Porque por muy grande que sea la astucia de los hombres para
ocultarse, por muy excesiva que sea su costumbre de mentir, es
imposible que no aparezca de algún modo en los efectos la naturaleza
de la causa. No puede árbol bueno dar malos frutos, ni árbol malo
dar frutos buenos (Mt.7,8). Los frutos de la masonería son frutos
venenosos y llenos de amargura. Porque de los certísimos indicios
que antes hemos mencionado, brota el último y principal de los
intentos masónicos; a saber: la destrucción radical de todo el
orden religioso y civil establecido por el cristianismo, y la
creación, a su arbitrio, de otro orden nuevo con fundamentos y leyes
tomados de la entraña misma del naturalismo.
(9) Todo lo que hemos
dicho hasta aquí, y lo que diremos en adelante, debe entenderse de
la masonería considerada en sí misma y como centro de todas las
demás sectas unidas y confederadas con ella, pero no debe entenderse
de cada uno de sus seguidores. Puede haber, en efecto, entre sus
afiliados no pocas personas que, aunque culpables por haber ingresado
en estas sociedades, no participan, sin embargo, por sí mismos en
los crímenes de las sectas e ignoran los últimos intentos de éstas.
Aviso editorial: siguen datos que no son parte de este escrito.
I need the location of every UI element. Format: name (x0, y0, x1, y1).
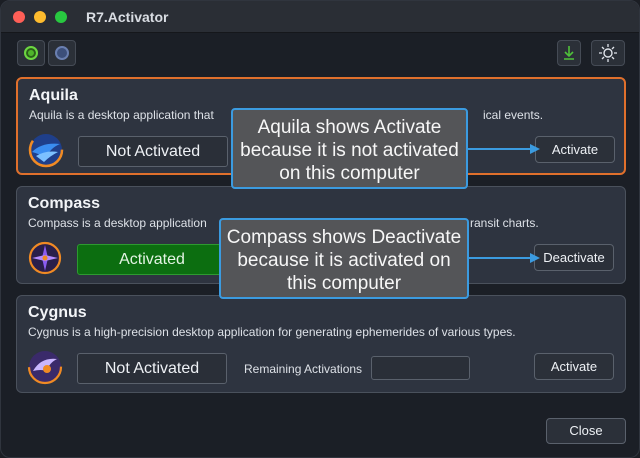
blue-circle-icon (55, 46, 69, 60)
app-description-head: Compass is a desktop application (28, 216, 207, 230)
app-card-cygnus: Cygnus Cygnus is a high-precision deskto… (16, 295, 626, 393)
activation-status: Not Activated (77, 353, 227, 384)
app-description-tail: ical events. (483, 108, 544, 122)
aquila-logo-icon (28, 132, 64, 168)
sun-icon (599, 44, 617, 62)
activator-window: R7.Activator Aquila Aquila is a desktop … (0, 0, 640, 458)
app-description-tail: ransit charts. (470, 216, 539, 230)
compass-logo-icon (28, 241, 62, 275)
deactivate-button[interactable]: Deactivate (534, 244, 614, 271)
activation-status: Not Activated (78, 136, 228, 167)
app-description: Cygnus is a high-precision desktop appli… (28, 325, 516, 339)
cygnus-logo-icon (27, 349, 63, 385)
remaining-activations-field (371, 356, 470, 380)
app-name: Aquila (29, 87, 78, 104)
activation-status: Activated (77, 244, 227, 275)
green-circle-button[interactable] (17, 40, 45, 66)
title-bar: R7.Activator (1, 1, 639, 33)
app-description: Aquila is a desktop application that ica… (29, 108, 543, 122)
theme-toggle-button[interactable] (591, 40, 625, 66)
download-icon (564, 46, 574, 60)
activate-button[interactable]: Activate (534, 353, 614, 380)
callout-compass: Compass shows Deactivate because it is a… (219, 218, 469, 299)
app-name: Cygnus (28, 304, 87, 321)
callout-arrow-compass (469, 253, 540, 263)
window-title: R7.Activator (86, 9, 169, 25)
green-circle-icon (24, 46, 38, 60)
app-description: Compass is a desktop application ransit … (28, 216, 539, 230)
maximize-window-button[interactable] (55, 11, 67, 23)
close-button[interactable]: Close (546, 418, 626, 444)
app-name: Compass (28, 195, 101, 212)
activate-button[interactable]: Activate (535, 136, 615, 163)
blue-circle-button[interactable] (48, 40, 76, 66)
callout-arrow-aquila (468, 144, 540, 154)
close-window-button[interactable] (13, 11, 25, 23)
remaining-activations-label: Remaining Activations (244, 362, 363, 376)
download-button[interactable] (557, 40, 581, 66)
callout-aquila: Aquila shows Activate because it is not … (231, 108, 468, 189)
app-description-head: Aquila is a desktop application that (29, 108, 214, 122)
minimize-window-button[interactable] (34, 11, 46, 23)
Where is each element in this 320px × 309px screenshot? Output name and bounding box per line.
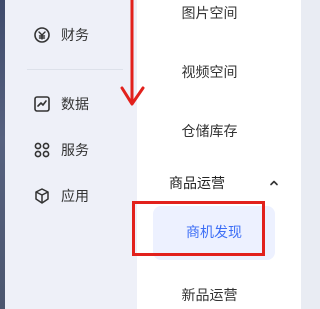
services-icon	[33, 141, 51, 159]
sidebar-item-data[interactable]: 数据	[33, 93, 89, 115]
annotation-arrow	[120, 0, 145, 106]
submenu-panel: 图片空间 视频空间 仓储库存 商品运营 商机发现 新品运营	[137, 0, 301, 309]
submenu-item-image-space[interactable]: 图片空间	[137, 3, 282, 23]
sidebar-item-label: 服务	[61, 143, 89, 159]
submenu-item-video-space[interactable]: 视频空间	[137, 62, 282, 82]
submenu-item-new-product-operations[interactable]: 新品运营	[137, 285, 282, 305]
submenu-group-label: 商品运营	[169, 176, 225, 192]
page: 财务 数据 服务 应用 图片空间 视频空间 仓储库存 商品运营 商机发现 新品运…	[0, 0, 301, 309]
sidebar-item-apps[interactable]: 应用	[33, 185, 89, 207]
submenu-group-product-operations[interactable]: 商品运营	[169, 173, 279, 193]
chevron-up-icon	[269, 178, 279, 188]
sidebar-divider	[27, 69, 123, 70]
cube-icon	[33, 187, 51, 205]
sidebar-item-finance[interactable]: 财务	[33, 24, 89, 46]
submenu-item-warehouse-inventory[interactable]: 仓储库存	[137, 121, 282, 141]
sidebar-item-label: 财务	[61, 28, 89, 44]
submenu-item-opportunity-discovery[interactable]: 商机发现	[153, 206, 275, 260]
sidebar-item-label: 应用	[61, 189, 89, 205]
sidebar-item-label: 数据	[61, 97, 89, 113]
yen-icon	[33, 26, 51, 44]
sidebar-item-services[interactable]: 服务	[33, 139, 89, 161]
chart-icon	[33, 95, 51, 113]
De la misma manera, entre las asociaciones unidas a la masonería,
algunas tal vez no aprueban en modo alguno ciertas conclusiones
extremas, que sería lógico abrazar como consecuencias necesarias de
principios comunes, si no fuese por el horror que causa su misma
monstruosidad. Igualmente algunas asociaciones, por circunstancias de
tiempo y lugar, no se atreven a ejecutar todo lo que querrían hacer
y otras suelen realizar; no por esto, sin embargo, deben ser
consideradas como ajenas a la unión masónica, porque esta unión
masónica debe ser juzgada, más que por los hechos y realizaciones
que lleva a cabo, por el conjunto de principios que profesa.